上面所说的只是一些内容的举例。语言文字知识系统的建设,并不是大学语言文字学的搬用,不是已有知识的简单拼凑,更不是堆砌概念、罗列术语让老师复述、学生死背,而是从汉语汉字运用的需要出发,本着解决问题的思维逻辑来建构。

上面所说的只是语言文字方面的知识,语文课程需要的还有逻辑知识、文章学知识和文学知识。这几个方面也必须是综合的、适切的、有效的。

组织中学老师和大学老师建构中国式的语文学知识系统,并不是没有基础,但不要坐而论道,更不要知难而退,认识这个问题的重要性,着手去做,假以时日,必有成效。这已是刻不容缓的语文课程建设工作。

七、结语

总之,我们把信息社会的语文教育纳入语言战略之中,是毫不夸大的。这是一个以人为本、遵循教育规律打造人才强国的问题。国家培养高端人才,必须在全民素养普遍提高、社会环境有利于青少年成长的前提下,才能奏效。

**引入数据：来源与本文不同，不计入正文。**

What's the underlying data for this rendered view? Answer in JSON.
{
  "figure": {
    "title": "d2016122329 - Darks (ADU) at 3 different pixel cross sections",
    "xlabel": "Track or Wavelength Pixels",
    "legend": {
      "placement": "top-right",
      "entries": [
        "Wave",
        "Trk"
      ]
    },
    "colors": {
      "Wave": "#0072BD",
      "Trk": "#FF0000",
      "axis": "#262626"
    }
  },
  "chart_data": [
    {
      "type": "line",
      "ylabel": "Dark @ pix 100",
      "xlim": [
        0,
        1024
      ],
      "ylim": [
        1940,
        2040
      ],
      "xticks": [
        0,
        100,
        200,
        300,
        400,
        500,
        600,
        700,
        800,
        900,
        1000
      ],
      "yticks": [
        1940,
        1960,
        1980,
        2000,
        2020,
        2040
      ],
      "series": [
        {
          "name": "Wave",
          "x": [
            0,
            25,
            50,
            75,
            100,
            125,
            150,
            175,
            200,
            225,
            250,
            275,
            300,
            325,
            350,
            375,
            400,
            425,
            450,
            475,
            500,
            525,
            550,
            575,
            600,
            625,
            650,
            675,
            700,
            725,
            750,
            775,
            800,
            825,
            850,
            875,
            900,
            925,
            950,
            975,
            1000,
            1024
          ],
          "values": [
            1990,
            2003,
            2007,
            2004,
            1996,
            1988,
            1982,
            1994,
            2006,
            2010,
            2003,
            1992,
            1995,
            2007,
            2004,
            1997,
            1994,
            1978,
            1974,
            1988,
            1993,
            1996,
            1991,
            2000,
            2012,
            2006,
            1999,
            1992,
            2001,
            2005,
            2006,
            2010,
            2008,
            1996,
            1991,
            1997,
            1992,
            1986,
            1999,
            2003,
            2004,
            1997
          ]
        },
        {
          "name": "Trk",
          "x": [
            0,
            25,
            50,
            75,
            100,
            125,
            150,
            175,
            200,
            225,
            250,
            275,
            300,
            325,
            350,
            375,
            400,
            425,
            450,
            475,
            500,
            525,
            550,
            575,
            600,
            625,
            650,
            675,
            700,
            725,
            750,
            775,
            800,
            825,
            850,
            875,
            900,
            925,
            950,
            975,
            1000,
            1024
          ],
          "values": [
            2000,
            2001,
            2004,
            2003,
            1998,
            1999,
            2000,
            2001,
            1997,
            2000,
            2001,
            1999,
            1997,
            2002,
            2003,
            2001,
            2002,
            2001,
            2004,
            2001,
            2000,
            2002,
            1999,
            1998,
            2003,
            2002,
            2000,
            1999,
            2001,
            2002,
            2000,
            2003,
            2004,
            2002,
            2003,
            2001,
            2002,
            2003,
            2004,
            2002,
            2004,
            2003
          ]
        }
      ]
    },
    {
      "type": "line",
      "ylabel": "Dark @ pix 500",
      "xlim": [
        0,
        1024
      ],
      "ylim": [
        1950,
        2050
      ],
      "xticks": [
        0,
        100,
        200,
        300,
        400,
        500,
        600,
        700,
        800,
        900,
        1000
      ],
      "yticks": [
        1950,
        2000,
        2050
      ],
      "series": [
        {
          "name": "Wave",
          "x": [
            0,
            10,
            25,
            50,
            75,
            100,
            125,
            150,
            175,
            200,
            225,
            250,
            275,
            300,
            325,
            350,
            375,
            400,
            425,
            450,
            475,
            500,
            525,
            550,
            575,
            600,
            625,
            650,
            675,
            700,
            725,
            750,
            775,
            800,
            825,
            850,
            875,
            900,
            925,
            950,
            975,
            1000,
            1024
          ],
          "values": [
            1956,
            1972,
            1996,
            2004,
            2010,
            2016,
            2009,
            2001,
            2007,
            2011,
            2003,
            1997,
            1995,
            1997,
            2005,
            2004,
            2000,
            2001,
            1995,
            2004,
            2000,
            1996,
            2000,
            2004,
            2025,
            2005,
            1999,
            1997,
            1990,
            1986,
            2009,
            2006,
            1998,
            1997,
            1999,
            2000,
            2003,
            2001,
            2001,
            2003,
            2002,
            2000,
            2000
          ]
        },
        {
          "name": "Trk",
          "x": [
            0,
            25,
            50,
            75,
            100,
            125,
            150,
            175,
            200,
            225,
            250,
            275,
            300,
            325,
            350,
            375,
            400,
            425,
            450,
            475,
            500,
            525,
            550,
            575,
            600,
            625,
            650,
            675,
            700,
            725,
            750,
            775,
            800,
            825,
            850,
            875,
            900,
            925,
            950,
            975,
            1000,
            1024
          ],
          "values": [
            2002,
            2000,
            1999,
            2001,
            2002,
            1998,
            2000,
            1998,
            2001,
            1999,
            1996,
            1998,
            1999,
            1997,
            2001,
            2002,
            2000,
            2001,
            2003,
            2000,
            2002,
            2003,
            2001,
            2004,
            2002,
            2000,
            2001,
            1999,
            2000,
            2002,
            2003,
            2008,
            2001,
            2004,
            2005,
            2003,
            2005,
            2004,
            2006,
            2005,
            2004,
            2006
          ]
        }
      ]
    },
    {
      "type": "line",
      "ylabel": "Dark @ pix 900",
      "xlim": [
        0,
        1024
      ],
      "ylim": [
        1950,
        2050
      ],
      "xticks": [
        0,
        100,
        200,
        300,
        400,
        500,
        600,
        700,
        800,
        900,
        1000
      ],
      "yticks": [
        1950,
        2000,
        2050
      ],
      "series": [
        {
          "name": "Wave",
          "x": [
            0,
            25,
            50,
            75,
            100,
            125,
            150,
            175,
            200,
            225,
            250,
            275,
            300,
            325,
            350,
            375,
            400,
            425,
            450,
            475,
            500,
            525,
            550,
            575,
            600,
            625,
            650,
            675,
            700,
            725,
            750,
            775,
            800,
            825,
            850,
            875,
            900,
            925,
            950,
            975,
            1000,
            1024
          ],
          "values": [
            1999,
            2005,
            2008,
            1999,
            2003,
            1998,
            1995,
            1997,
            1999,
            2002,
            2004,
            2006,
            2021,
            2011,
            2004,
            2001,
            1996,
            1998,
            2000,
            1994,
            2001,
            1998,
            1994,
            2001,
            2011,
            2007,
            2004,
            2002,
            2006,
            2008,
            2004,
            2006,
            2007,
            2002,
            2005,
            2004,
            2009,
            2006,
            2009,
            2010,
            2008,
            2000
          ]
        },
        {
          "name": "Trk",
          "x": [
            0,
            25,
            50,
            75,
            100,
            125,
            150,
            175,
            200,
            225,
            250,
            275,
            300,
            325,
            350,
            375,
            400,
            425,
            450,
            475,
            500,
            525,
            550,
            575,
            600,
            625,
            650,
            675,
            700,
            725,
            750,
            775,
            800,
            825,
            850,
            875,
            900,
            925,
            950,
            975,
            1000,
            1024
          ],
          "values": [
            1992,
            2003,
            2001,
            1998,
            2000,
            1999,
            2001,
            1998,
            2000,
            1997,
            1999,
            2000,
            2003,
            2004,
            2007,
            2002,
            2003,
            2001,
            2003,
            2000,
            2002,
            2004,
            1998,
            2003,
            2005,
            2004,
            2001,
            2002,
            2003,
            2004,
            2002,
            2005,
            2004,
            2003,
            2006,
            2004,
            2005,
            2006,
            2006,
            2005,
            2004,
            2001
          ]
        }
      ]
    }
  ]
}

在把语文教学纳入语言战略的时候,还有一个非常重要的问题需要强调,那就是语言文字研究领域过分西化的问题必须解决。借鉴西方是必要的,在科学问题上不能滋长狭隘民族主义,这一点我们早已经认识到;但借鉴西方必须适合语言文字的民族特点,不能全盘照搬,语文教学更是如此。这里要引用章太炎先生近百年前的话来警戒我们自己。他在《自述学术次第》一文中说:“中国之小学及历史,此二者,中国独有之学,非共同之学。”又说:“凡在心在物之学,体自周圆,无间方国,独言文、历史,其体自方,自以己国为典型,而不能取之域外。”(章太炎1936)语言和历史是有棱角的,是有民族性的,不论是交流还是研究,不同语言具体的差异性比之抽象的共同性,永远是更为重要的。如果肩负着母语运用的语文课不遵循汉语汉字特点,我们还谈什么信息传播?还谈什么课程建设?

将语文教育纳入语言战略之中,这是一个涉及国家强大的课题,一个涉及信息传播健康发展的课题,一个把个人的安身立命和国家的发展强大紧密结合起来的课题,值得我们十分地关注,尽快地推进,深入、长期地做下去。

该文发表于《语言战略研究》2024年第1期,参考文献从略,如有需要请参照原文。